The US has the most cases of credit card fraud in the entire world at about 38.6% as of 2018, which amounts to about $9.47 Billion! For this reason, it is critical to catch fraud as quickly as possible so that we can protect ourselves and others from becoming victims of fraud. For this reason, we wanted to develop an application that tries to determine how likely a credit card transaction is to be fraudulent so that we can stop fraudulent charges before they occur! (Data from: https://www.cardrates.com/advice/credit-card-fraud-statistics/)
What it does
ProPay is a real-time credit card processing solution with intelligent fraud detection. Using the latest cutting edge technology bundled with our large-scale backend data, it can process up to petabytes of incoming data and instantly determine whether transactions are fraudulent.
How we built it
The front-end of the application is a website that was built using node.js. Data retrieved from the web application is then sent to Apache Kafka, where the data is streamed to Apache Spark. Here the algorithm, written in Scala, runs that determines whether the transaction was fraudulent or not, and the output is then written to a csv file.
Challenges we ran into
The biggest challenge was communication; throughout the course of the project there were multiple instances of confusion between team members due to a misunderstanding how they should be implementing their part and connecting it to the other parts.
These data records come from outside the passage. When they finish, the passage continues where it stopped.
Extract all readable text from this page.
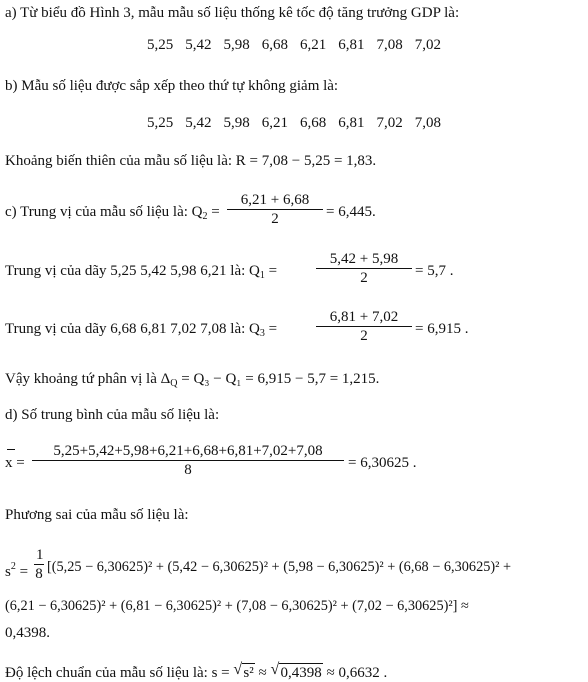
a) Từ biểu đồ Hình 3, mẫu mẫu số liệu thống kê tốc độ tăng trưởng GDP là:
5,25 5,42 5,98 6,68 6,21 6,81 7,08 7,02
b) Mẫu số liệu được sắp xếp theo thứ tự không giảm là:
5,25 5,42 5,98 6,21 6,68 6,81 7,02 7,08
Khoảng biến thiên của mẫu số liệu là: R = 7,08 − 5,25 = 1,83.
c) Trung vị của mẫu số liệu là: $Q_2 = \frac{6,21 + 6,68}{2} = 6,445$.
Trung vị của dãy 5,25 5,42 5,98 6,21 là: $Q_1$ =	$\frac{5,42 + 5,98}{2} = 5,7$ .
Trung vị của dãy 6,68 6,81 7,02 7,08 là: $Q_3$ =	$\frac{6,81 + 7,02}{2} = 6,915$ .
Vậy khoảng tứ phân vị là $\Delta_Q = Q_3 - Q_1 = 6,915 - 5,7 = 1,215$.
d) Số trung bình của mẫu số liệu là:
$x = \frac{5,25+5,42+5,98+6,21+6,68+6,81+7,02+7,08}{8} = 6,30625$ .
Phương sai của mẫu số liệu là:
$s^2 = \frac{1}{8} [(5,25 - 6,30625)^2 + (5,42 - 6,30625)^2 + (5,98 - 6,30625)^2 + (6,68 - 6,30625)^2$ +
(6,21 − 6,30625)² + (6,81 − 6,30625)² + (7,08 − 6,30625)² + (7,02 − 6,30625)²] ≈
0,4398.
Độ lệch chuẩn của mẫu số liệu là: s = √ s² ≈ √ 0,4398 ≈ 0,6632 .
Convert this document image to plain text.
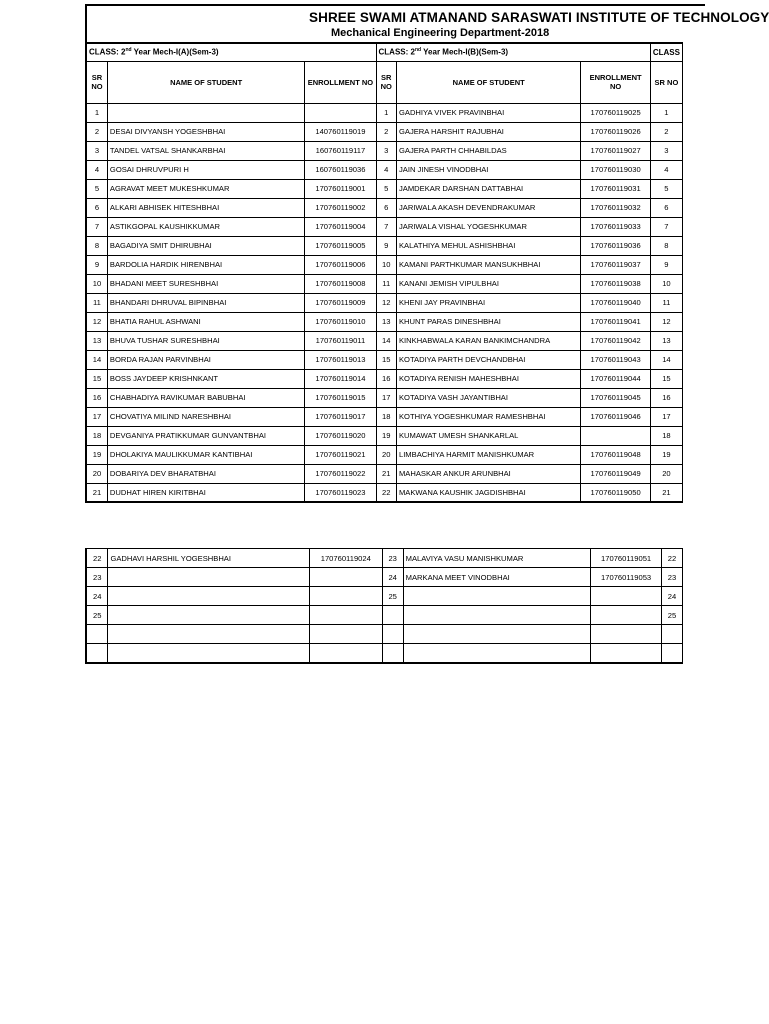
SHREE SWAMI ATMANAND SARASWATI INSTITUTE OF TECHNOLOGY
Mechanical Engineering Department-2018
CLASS: 2nd Year Mech-I(A)(Sem-3)			CLASS: 2nd Year Mech-I(B)(Sem-3)			CLASS
SR NO	NAME OF STUDENT	ENROLLMENT NO	SR NO	NAME OF STUDENT	ENROLLMENT NO	SR NO
1			1	GADHIYA VIVEK PRAVINBHAI	170760119025	1
2	DESAI DIVYANSH YOGESHBHAI	140760119019	2	GAJERA HARSHIT RAJUBHAI	170760119026	2
3	TANDEL VATSAL SHANKARBHAI	160760119117	3	GAJERA PARTH CHHABILDAS	170760119027	3
4	GOSAI DHRUVPURI H	160760119036	4	JAIN JINESH VINODBHAI	170760119030	4
5	AGRAVAT MEET MUKESHKUMAR	170760119001	5	JAMDEKAR DARSHAN DATTABHAI	170760119031	5
6	ALKARI ABHISEK HITESHBHAI	170760119002	6	JARIWALA AKASH DEVENDRAKUMAR	170760119032	6
7	ASTIKGOPAL KAUSHIKKUMAR	170760119004	7	JARIWALA VISHAL YOGESHKUMAR	170760119033	7
8	BAGADIYA SMIT DHIRUBHAI	170760119005	9	KALATHIYA MEHUL ASHISHBHAI	170760119036	8
9	BARDOLIA HARDIK HIRENBHAI	170760119006	10	KAMANI PARTHKUMAR MANSUKHBHAI	170760119037	9
10	BHADANI MEET SURESHBHAI	170760119008	11	KANANI JEMISH VIPULBHAI	170760119038	10
11	BHANDARI DHRUVAL BIPINBHAI	170760119009	12	KHENI JAY PRAVINBHAI	170760119040	11
12	BHATIA RAHUL ASHWANI	170760119010	13	KHUNT PARAS DINESHBHAI	170760119041	12
13	BHUVA TUSHAR SURESHBHAI	170760119011	14	KINKHABWALA KARAN BANKIMCHANDRA	170760119042	13
14	BORDA RAJAN PARVINBHAI	170760119013	15	KOTADIYA PARTH DEVCHANDBHAI	170760119043	14
15	BOSS JAYDEEP KRISHNKANT	170760119014	16	KOTADIYA RENISH MAHESHBHAI	170760119044	15
16	CHABHADIYA RAVIKUMAR BABUBHAI	170760119015	17	KOTADIYA VASH JAYANTIBHAI	170760119045	16
17	CHOVATIYA MILIND NARESHBHAI	170760119017	18	KOTHIYA YOGESHKUMAR RAMESHBHAI	170760119046	17
18	DEVGANIYA PRATIKKUMAR GUNVANTBHAI	170760119020	19	KUMAWAT UMESH SHANKARLAL		18
19	DHOLAKIYA MAULIKKUMAR KANTIBHAI	170760119021	20	LIMBACHIYA HARMIT MANISHKUMAR	170760119048	19
20	DOBARIYA DEV BHARATBHAI	170760119022	21	MAHASKAR ANKUR ARUNBHAI	170760119049	20
21	DUDHAT HIREN KIRITBHAI	170760119023	22	MAKWANA KAUSHIK JAGDISHBHAI	170760119050	21
22	GADHAVI HARSHIL YOGESHBHAI	170760119024	23	MALAVIYA VASU MANISHKUMAR	170760119051	22
23			24	MARKANA MEET VINODBHAI	170760119053	23
24			25			24
25						25
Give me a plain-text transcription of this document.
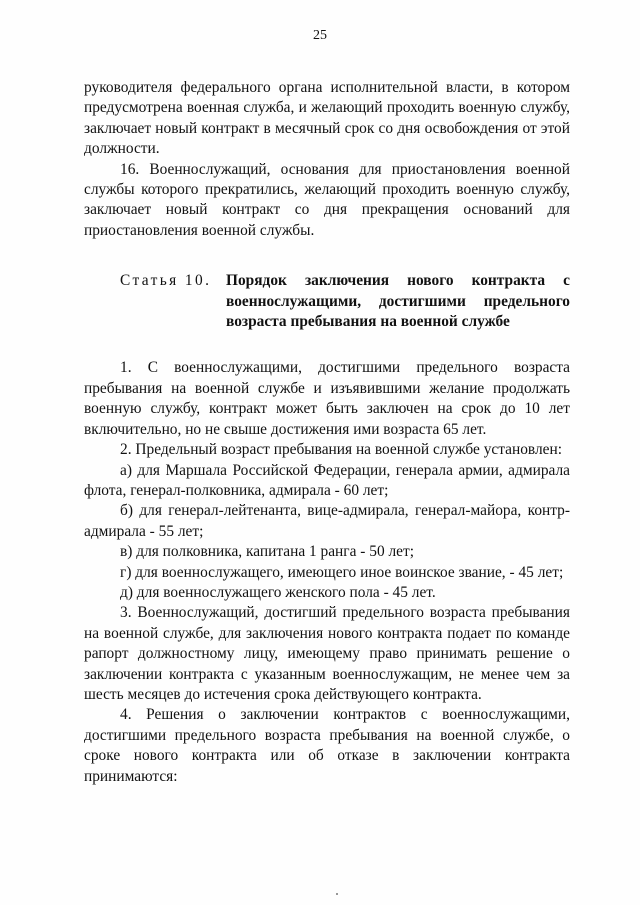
25

руководителя федерального органа исполнительной власти, в котором предусмотрена военная служба, и желающий проходить военную службу, заключает новый контракт в месячный срок со дня освобождения от этой должности.

16. Военнослужащий, основания для приостановления военной службы которого прекратились, желающий проходить военную службу, заключает новый контракт со дня прекращения оснований для приостановления военной службы.

Статья 10. Порядок заключения нового контракта с военнослужащими, достигшими предельного возраста пребывания на военной службе

1. С военнослужащими, достигшими предельного возраста пребывания на военной службе и изъявившими желание продолжать военную службу, контракт может быть заключен на срок до 10 лет включительно, но не свыше достижения ими возраста 65 лет.

2. Предельный возраст пребывания на военной службе установлен:

а) для Маршала Российской Федерации, генерала армии, адмирала флота, генерал-полковника, адмирала - 60 лет;

б) для генерал-лейтенанта, вице-адмирала, генерал-майора, контр-адмирала - 55 лет;

в) для полковника, капитана 1 ранга - 50 лет;

г) для военнослужащего, имеющего иное воинское звание, - 45 лет;

д) для военнослужащего женского пола - 45 лет.

3. Военнослужащий, достигший предельного возраста пребывания на военной службе, для заключения нового контракта подает по команде рапорт должностному лицу, имеющему право принимать решение о заключении контракта с указанным военнослужащим, не менее чем за шесть месяцев до истечения срока действующего контракта.

4. Решения о заключении контрактов с военнослужащими, достигшими предельного возраста пребывания на военной службе, о сроке нового контракта или об отказе в заключении контракта принимаются:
Accomplishments that we're proud of
We are proud that despite our challenges, we created a fully functioning application utilizing Kafka and Spark, which we have not used before.
What we learned
We learned a lot about Big Data technologies, including how to use both Kafka and Apache Spark. In addition, we also learned about fraud as it relates to finance and detecting it.
What's next for ProPay
The next step for ProPay is to replace the second stage of the fraud detection algorithm with a machine learning algorithm, potentially the k-nearest neighbor algorithm.